Lorsqu’un déblocage a lieu, les thérapeutes écoutent sans intervenir, tandis que les larmes coulent.
« Il faut toujours du temps pour surmonter la perte. Ce temps est nécessaire au processus que nous appelons ‘travail du deuil’ », explique Olha Hrytsenko.
« L’on se souvient toujours d’avoir perdu un être aimé. La tâche n'est pas d'oublier, mais de saisir l'essence de cette perte, et d'apprendre à être heureux après elle. »
Rêves et convictions
Au camp de Zakopane, Valérie Tkachuk (12 ans), venant de Dnipro, en Ukraine, a été lente à faire confiance aux autres. Ses réponses étaient souvent courtes et précises.
Son père a été blessé au combat alors que sa mère enceinte était à la maison pour s'occuper de la famille. Valérie s’est repliée sur elle-même, a cessé de communiquer avec ses pairs, et s’est mise à dormir dans le sac de couchage de son père sur le balcon.

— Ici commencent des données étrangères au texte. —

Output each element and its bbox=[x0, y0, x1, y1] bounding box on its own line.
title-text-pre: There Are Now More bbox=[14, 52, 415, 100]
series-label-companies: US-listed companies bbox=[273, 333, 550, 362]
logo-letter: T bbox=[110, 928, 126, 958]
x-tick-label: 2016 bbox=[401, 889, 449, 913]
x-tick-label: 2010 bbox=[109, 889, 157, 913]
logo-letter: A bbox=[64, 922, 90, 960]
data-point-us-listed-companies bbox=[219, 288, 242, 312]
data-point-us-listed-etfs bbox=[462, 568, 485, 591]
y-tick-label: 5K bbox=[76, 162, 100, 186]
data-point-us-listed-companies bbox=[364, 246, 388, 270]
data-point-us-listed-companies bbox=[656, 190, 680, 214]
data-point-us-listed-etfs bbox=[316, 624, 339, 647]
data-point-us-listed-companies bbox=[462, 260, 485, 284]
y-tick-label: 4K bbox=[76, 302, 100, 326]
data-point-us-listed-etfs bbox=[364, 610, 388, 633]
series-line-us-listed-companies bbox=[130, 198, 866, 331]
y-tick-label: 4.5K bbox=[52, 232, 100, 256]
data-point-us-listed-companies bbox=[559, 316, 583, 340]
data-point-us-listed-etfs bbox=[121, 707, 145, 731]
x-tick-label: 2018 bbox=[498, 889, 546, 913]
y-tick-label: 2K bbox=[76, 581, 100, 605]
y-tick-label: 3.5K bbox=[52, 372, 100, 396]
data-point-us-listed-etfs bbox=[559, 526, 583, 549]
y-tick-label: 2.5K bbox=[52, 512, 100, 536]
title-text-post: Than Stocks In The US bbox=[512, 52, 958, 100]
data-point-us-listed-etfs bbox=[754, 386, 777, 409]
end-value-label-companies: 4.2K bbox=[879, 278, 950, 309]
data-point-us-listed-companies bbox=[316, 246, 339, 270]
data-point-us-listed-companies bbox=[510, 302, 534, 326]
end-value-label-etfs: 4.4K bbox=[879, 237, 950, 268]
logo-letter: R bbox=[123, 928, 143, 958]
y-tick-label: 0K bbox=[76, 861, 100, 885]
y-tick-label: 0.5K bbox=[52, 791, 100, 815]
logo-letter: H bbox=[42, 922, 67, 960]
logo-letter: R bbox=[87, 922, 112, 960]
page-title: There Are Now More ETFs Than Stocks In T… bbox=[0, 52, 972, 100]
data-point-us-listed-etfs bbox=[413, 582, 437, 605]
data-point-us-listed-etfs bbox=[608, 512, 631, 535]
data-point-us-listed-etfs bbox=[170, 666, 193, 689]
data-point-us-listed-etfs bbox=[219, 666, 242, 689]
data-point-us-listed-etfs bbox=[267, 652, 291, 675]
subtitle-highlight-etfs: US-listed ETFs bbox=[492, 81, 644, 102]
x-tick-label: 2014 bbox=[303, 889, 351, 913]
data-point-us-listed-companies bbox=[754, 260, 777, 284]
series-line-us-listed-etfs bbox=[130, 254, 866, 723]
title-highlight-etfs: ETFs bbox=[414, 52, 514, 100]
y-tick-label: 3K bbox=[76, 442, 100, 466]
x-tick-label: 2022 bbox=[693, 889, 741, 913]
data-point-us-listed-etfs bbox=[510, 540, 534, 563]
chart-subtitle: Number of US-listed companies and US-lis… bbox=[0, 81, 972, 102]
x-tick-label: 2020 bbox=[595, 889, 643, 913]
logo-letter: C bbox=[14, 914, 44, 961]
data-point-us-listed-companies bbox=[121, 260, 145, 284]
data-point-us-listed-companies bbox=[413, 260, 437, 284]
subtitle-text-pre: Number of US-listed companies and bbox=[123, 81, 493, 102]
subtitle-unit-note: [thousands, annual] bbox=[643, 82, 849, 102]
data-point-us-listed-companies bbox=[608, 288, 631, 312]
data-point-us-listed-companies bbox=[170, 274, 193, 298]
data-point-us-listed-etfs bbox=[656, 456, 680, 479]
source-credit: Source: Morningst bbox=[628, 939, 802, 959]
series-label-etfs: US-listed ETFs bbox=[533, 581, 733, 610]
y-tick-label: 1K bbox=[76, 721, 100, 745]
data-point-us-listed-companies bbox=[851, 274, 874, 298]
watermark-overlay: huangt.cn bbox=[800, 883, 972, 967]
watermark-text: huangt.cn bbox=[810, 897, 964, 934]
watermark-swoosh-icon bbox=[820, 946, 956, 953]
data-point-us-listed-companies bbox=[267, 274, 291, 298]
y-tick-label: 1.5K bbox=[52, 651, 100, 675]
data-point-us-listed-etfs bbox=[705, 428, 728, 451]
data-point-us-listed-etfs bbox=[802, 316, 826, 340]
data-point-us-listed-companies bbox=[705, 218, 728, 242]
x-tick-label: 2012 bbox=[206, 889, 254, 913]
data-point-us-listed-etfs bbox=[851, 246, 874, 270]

« Cette année, dit-elle, a été la plus difficile de ma vie. »
On lui a demandé de fermer les yeux et de se rappeler le moment le plus agréable qu’elle a passé au camp, afin de la faire sourire pour la photo.
Les yeux fermés, Valérie s’est mise à pleurer, et s’est confiée comme elle ne l’avait jamais fait au camp :
« Je me fais du souci pour mon père, car il est inquiet à cause de maman. Et il n’a pas le droit d’être inquiet, car il peut avoir une crise cardiaque. »
Valérie rêve de suivre la voie de son père et de devenir militaire.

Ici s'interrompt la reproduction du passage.